Lansdowne Stories and Tips

A Trek Down to Bhim Pakora

Bhim Pakora Photo, Lansdowne, India

Bhim is the name of a prodigiously strong hero from the Hindu epic, the Mahabharat. A pakora is a vegetable fritter, usually a slice of potato or onion (or spinach, aubergine, cauliflower – whatever) dipped in batter and deep fried. Bhim Pakora, interestingly enough, has nothing to do with either Bhim or a pakora. It is a fairly impressive rock formation that consists of a flattish boulder (which looks a bit like a petrified spaceship) balanced precariously atop another boulder. The boulder on top can, according to folklore, be made to rock by simply giving it a push – but it won’t fall off. Where Bhim fits into the picture, I’m not sure – maybe there’s an obscure legend somewhere about him balancing the rock on the boulder below.

We decided to walk down to Bhim Pakora for want of anything better to do. We’d already seen all the main sights, so instead of lazing around, we asked the receptionist at Fairydale for directions and set off.

The receptionist told us that this would be a `trek’, but we later realised that we could have driven down to Bhim Pakora. Although it’s narrow (and unsurfaced, so terribly bumpy) the 3 kilometre trail to Bhim Pakora is a road that intersects the main Gandhi Park-Bhulla Taal road. The receptionist pointed out a shortcut (a steep and rather slippery trail down the mountain), that brought us onto the Bhim Pakora road about 2.5 kilometres short of the famous rock.

The road to Bhim Pakora is quintessential Lansdowne: quiet, scenic and (for the most part) along a fairly unpopulated stretch that lies below the main town. All along the mountainside are woods of blue pine and oak, and wherever there’s a break in the woods, you can see out into the distance – towards misty mountains and more woods. Lovely!

Ten minutes into our walk, we started to discover the advantages of walking rather than driving: the birds of Lansdowne began appearing. In a pine sapling, a brilliant scarlet minivet, deep red and black, skipped about from one branch to another. Higher up, in the upper branches of the taller pines, a trio of yellow-billed blue magpies swooped down, their tails trailing long and blue behind them. On the same tree, a small and nondescript Himalayan tree creeper crept, mouse-like, along the trunk, searching assiduously for grubs and insects in the bark. More common were the white-cheeked bulbuls that squabbled noisily in just about every thicket; and the glossy blue-black whistling thrushes, hopping along the mountain streams.
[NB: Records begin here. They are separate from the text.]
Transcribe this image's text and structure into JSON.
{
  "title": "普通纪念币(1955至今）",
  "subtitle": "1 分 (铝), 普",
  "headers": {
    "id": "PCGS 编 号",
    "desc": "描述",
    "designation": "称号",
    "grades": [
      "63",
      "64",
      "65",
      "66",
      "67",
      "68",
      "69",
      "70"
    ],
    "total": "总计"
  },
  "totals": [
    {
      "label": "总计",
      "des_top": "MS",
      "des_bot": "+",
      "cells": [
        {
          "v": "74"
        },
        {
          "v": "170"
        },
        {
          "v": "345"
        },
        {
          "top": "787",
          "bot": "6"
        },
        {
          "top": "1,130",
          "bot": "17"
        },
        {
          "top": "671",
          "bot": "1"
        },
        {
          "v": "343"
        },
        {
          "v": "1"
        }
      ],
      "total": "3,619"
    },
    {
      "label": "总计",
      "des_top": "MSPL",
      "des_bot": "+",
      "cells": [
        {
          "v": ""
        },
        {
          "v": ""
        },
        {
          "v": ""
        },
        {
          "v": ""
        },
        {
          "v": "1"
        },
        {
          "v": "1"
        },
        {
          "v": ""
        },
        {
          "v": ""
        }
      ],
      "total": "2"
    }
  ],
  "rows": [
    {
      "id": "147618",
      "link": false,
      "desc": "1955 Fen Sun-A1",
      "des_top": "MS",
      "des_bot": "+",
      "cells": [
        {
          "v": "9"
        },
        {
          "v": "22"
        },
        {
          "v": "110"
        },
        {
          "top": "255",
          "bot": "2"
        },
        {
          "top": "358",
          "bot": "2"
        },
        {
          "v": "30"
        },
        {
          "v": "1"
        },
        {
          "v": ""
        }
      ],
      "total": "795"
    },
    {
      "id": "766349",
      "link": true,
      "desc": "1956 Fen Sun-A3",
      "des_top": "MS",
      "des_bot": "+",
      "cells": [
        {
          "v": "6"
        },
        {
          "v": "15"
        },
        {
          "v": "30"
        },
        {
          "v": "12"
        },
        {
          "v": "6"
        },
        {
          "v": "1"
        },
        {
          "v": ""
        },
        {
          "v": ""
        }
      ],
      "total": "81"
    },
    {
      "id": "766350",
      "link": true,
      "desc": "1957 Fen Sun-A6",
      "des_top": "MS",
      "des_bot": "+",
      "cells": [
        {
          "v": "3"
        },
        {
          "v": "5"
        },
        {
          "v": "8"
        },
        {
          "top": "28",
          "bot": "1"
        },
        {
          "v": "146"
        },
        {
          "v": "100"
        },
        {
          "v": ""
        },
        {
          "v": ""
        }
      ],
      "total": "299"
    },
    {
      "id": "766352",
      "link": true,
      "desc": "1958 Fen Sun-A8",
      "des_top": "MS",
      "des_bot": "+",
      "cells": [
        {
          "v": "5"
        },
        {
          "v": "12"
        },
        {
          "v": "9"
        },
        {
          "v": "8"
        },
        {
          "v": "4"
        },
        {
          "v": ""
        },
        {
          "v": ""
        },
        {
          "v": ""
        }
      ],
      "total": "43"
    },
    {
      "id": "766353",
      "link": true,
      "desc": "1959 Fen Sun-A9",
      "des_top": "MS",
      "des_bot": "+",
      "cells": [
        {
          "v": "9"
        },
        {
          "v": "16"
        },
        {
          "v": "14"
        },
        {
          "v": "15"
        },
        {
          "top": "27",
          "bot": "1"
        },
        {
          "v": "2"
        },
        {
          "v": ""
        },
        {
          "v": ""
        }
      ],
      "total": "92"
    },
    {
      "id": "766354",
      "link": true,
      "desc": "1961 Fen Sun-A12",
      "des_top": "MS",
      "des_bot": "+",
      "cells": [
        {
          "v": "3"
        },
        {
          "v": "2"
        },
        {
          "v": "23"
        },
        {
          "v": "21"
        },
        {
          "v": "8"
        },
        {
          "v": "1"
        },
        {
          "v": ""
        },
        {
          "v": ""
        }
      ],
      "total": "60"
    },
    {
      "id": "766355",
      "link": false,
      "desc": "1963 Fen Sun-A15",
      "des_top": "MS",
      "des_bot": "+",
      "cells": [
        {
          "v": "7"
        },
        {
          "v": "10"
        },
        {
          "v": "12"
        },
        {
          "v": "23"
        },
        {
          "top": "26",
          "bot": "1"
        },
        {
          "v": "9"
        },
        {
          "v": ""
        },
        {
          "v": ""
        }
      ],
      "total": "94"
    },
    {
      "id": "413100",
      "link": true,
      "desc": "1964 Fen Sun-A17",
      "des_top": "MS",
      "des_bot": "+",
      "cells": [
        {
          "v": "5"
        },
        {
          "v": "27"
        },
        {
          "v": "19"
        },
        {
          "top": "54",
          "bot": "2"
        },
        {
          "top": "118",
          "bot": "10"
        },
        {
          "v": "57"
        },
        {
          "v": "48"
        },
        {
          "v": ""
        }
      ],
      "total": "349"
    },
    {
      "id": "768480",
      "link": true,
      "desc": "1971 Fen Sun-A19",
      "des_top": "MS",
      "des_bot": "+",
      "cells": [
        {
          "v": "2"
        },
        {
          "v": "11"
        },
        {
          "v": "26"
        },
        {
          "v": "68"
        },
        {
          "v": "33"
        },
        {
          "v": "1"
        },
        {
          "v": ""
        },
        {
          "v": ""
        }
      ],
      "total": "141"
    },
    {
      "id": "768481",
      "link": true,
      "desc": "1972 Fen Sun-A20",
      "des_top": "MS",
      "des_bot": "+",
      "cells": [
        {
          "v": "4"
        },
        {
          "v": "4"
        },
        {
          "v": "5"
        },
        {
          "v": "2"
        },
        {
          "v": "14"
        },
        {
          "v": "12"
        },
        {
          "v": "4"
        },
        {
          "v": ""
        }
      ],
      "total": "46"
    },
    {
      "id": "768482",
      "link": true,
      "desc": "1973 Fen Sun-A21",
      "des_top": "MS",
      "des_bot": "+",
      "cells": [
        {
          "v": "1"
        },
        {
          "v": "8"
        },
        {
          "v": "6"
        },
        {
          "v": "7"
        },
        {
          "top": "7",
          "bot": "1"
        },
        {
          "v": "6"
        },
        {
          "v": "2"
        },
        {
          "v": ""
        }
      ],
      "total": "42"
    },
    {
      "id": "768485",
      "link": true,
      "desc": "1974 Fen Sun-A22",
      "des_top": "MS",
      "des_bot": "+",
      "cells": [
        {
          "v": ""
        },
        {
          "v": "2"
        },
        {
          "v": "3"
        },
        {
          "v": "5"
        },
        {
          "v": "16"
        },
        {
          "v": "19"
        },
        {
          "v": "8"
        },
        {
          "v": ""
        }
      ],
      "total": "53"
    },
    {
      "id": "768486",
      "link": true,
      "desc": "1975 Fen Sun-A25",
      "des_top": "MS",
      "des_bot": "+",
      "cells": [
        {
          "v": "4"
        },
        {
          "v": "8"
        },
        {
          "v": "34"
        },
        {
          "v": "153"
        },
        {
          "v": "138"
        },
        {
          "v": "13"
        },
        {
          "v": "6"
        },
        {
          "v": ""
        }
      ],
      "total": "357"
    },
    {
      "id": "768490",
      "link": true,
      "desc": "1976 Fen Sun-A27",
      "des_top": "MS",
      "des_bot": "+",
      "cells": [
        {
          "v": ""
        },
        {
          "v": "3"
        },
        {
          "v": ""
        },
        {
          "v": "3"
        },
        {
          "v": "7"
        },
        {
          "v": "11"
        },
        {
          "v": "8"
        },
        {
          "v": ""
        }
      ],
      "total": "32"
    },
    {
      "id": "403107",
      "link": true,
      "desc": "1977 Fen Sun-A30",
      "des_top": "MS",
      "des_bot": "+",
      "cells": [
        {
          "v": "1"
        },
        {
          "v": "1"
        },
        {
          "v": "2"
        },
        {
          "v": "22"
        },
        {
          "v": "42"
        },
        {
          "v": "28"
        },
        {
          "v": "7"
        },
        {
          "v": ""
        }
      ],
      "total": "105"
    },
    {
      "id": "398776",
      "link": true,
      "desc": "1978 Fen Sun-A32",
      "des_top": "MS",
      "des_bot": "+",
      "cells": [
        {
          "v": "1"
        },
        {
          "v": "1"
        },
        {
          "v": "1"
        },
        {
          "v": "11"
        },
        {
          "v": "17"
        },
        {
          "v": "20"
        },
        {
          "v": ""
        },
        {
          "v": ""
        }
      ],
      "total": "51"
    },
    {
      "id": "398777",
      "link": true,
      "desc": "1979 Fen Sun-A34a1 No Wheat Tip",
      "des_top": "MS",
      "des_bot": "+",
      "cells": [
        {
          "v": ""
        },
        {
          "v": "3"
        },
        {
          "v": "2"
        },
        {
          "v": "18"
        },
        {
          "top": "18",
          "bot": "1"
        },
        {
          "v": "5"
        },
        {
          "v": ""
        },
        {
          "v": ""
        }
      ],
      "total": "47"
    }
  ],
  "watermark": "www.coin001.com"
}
Midway through, just when we’d begun to get used to solitude, we ran into a pair of young cowherds up the mountain. One was sitting on a rock and keeping an eye on a scattered herd of somnolent cows with brass bells round their necks. The other boy was gathering twigs for firewood and singing an old Hindi film song. A few hundred metres on, and we came upon a farmhouse on the mountain, with dogs nosing around and a man feeding piglets – all on the road.

By the time we got to Bhim Pakora, we were feeling a tad tired – more so because we’d realised that the trek back to Fairydale would take at least an hour and a half, and would be uphill almost all the way. However, we’d walked a fair deal to come this far, so we were determined to admire Bhim Pakora. The rock itself proved to be a bit of a disappointment. It is interesting, but doesn’t look unique; I saw at least four similar formations – flattish boulder atop a standing boulder – at different points along the route. But of course, it’s possible that the unique thing about Bhim Pakora is that it doesn’t topple over; do the others? (which can’t be the case, unless somebody dutifully jiggled all of them and then replaced all the boulders that did topple over!)

What makes Bhim Pakora even more of a disappointment is the fact that some moron – obviously from the nearby Jungle Resort – has painted `Bhim Pakora Jungle Resort 300 m’ right across the rock. Ugh.

We sat around at Bhim Pakora for about ten minutes. I spent my time gushing over the wildflowers around. Tarun flipped through my bird book and tried to identify all of the species we’d seen in Lansdowne. Eventually, with the sun moving determinedly up into the sky and getting uncomfortably hot, we decided it was time to head back.

By the time we got back to Fairydale, we were tired and thirsty; I’d scraped my palms making my way down from Bhim Pakora; and our shoes were white with dust. What’s more, Bhim Pakora had been a letdown. But we’d seen some lovely woods, a lot of birds, and even what looked – from a distance – like a fox. Definitely, by our thinking, a rewarding jaunt!